Search the Web for networking events in your area. Bring a pad and pen to these events. Look interested. Ask questions. Smile at people and kindly introduce yourself. Make small talk with people. Give them your business card and ask for one in return. Be enthusiastic about what you do. Don’t be overly pushy, but do promote yourself and make people know you care about what you do.
When you’ve collected the business cards of the appropriate people you’d like to contact and/or work with, send each one a follow-up email with a kind greeting that shows you’re thankful for having met them and hope to chat with them in the near future.
Add your contacts to a spreadsheet
You don’t need to save all the business cards you collect. You can digitize the cards - there are many options available today. You can take a picture of each card with your smart phone and email them to yourself or store electronically in programs such as Evernote. You can use a scanner to import the cards into your computer or can store this information in an Excel spreadsheet and save that file. Every time you get a new contact, whether it’s on a business card or by word of mouth, add it to the sheet.
Keep in touch with your contacts
This is a very important tip. Remember it. Send your contacts a quick “hello” email every now and then to let them know you’re thinking about them. You want people to remember you, so you’ve got to make yourself memorable.

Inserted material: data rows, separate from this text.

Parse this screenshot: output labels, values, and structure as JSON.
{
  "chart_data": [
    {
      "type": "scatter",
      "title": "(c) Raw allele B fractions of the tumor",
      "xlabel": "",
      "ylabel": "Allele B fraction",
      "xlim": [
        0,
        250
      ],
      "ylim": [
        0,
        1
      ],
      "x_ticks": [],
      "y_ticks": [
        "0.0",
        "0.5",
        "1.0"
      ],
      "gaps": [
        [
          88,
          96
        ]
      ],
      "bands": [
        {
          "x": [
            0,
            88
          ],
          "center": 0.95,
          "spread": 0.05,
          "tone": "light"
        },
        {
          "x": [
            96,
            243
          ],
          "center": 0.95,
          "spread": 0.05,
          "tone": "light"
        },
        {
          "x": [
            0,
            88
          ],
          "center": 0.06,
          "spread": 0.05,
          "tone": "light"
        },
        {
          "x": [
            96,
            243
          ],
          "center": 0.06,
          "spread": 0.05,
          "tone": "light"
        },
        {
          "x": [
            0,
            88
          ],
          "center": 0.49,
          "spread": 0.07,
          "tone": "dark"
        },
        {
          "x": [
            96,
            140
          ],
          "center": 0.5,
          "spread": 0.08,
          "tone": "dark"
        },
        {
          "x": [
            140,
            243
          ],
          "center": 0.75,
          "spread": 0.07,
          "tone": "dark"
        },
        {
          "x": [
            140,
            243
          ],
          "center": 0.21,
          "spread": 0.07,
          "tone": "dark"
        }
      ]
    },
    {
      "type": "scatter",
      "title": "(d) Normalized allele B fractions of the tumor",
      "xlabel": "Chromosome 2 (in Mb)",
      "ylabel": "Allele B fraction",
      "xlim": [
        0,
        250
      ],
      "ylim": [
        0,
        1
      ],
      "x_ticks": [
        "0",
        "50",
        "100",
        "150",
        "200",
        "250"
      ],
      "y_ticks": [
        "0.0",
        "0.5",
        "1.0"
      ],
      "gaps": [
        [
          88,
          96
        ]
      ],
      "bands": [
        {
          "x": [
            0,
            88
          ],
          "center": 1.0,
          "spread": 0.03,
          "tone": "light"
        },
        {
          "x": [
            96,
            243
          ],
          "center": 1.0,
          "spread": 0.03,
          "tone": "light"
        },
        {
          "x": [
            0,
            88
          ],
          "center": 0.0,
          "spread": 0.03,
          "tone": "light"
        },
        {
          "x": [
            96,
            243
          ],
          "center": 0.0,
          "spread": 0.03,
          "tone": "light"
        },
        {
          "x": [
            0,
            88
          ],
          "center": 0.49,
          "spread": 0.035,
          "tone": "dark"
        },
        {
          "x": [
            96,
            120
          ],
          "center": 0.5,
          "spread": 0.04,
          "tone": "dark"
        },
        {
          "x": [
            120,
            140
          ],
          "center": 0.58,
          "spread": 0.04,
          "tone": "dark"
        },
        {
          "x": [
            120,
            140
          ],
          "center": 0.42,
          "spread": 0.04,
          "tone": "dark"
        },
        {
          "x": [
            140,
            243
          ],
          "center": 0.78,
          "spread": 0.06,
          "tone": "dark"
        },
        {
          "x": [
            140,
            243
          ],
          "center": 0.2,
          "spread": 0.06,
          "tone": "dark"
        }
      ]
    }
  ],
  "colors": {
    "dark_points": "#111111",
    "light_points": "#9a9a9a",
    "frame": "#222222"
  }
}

The goal of a networking event is to meet people. That's just the start.
The real goal is to meet people in your area of interest and develop meaningful relationships. You should keep in touch with people you genuinely like and can relate to. Remember, people who will help you are those that you have a close connection with and not just someone you met once at an event.
Also, you should not keep in touch with people with the sole reason that you think you have something to gain from them. You should be genuinely interested in the people you meet. Remember you already have something in common whether it is a shared mutual interest or a similar industry. Do not approach this as a numbers game, but instead, approach it as an opportunity to meet new people and establish a relationship. And remember this is a two way relationship, you should be willing to help out others, even if they cannot help you in return. Do not keep score. You may be able to help someone, and another person may be able to help you. This is how life works. This is the best attitude to have with regards to “networking.” Unfortunately, this term often has a negative connotation, and people think that networking means that people are trying to use or take advantage of another. That is only true if you approach this incorrectly.
A great, positive example of networking is the story of how I ended up with the position of Editor-in-Chief of Project LIFE. I initially worked with Sumit Dua, helping him write a short story several years ago. Even though we didn’t work together for several years since that project, we just kept in touch with a hello every now and then. The day he was looking for an editor happened to be the day I randomly communicated with him via social media. That was enough, as he thought of me at that right moment and I ended up with the position. So, you never really know what might happen if you stay in touch with your contacts! Try it when you go to networking events.
1Chaplin, W. F., Phillips, J. B., Brown, J. D., Clanton, N. R., Stein, J. L. Handshaking, gender, personality, and first impressions. Journal of Personality and Social Psychology, Vol 79(1), Jul 2000, 110-117.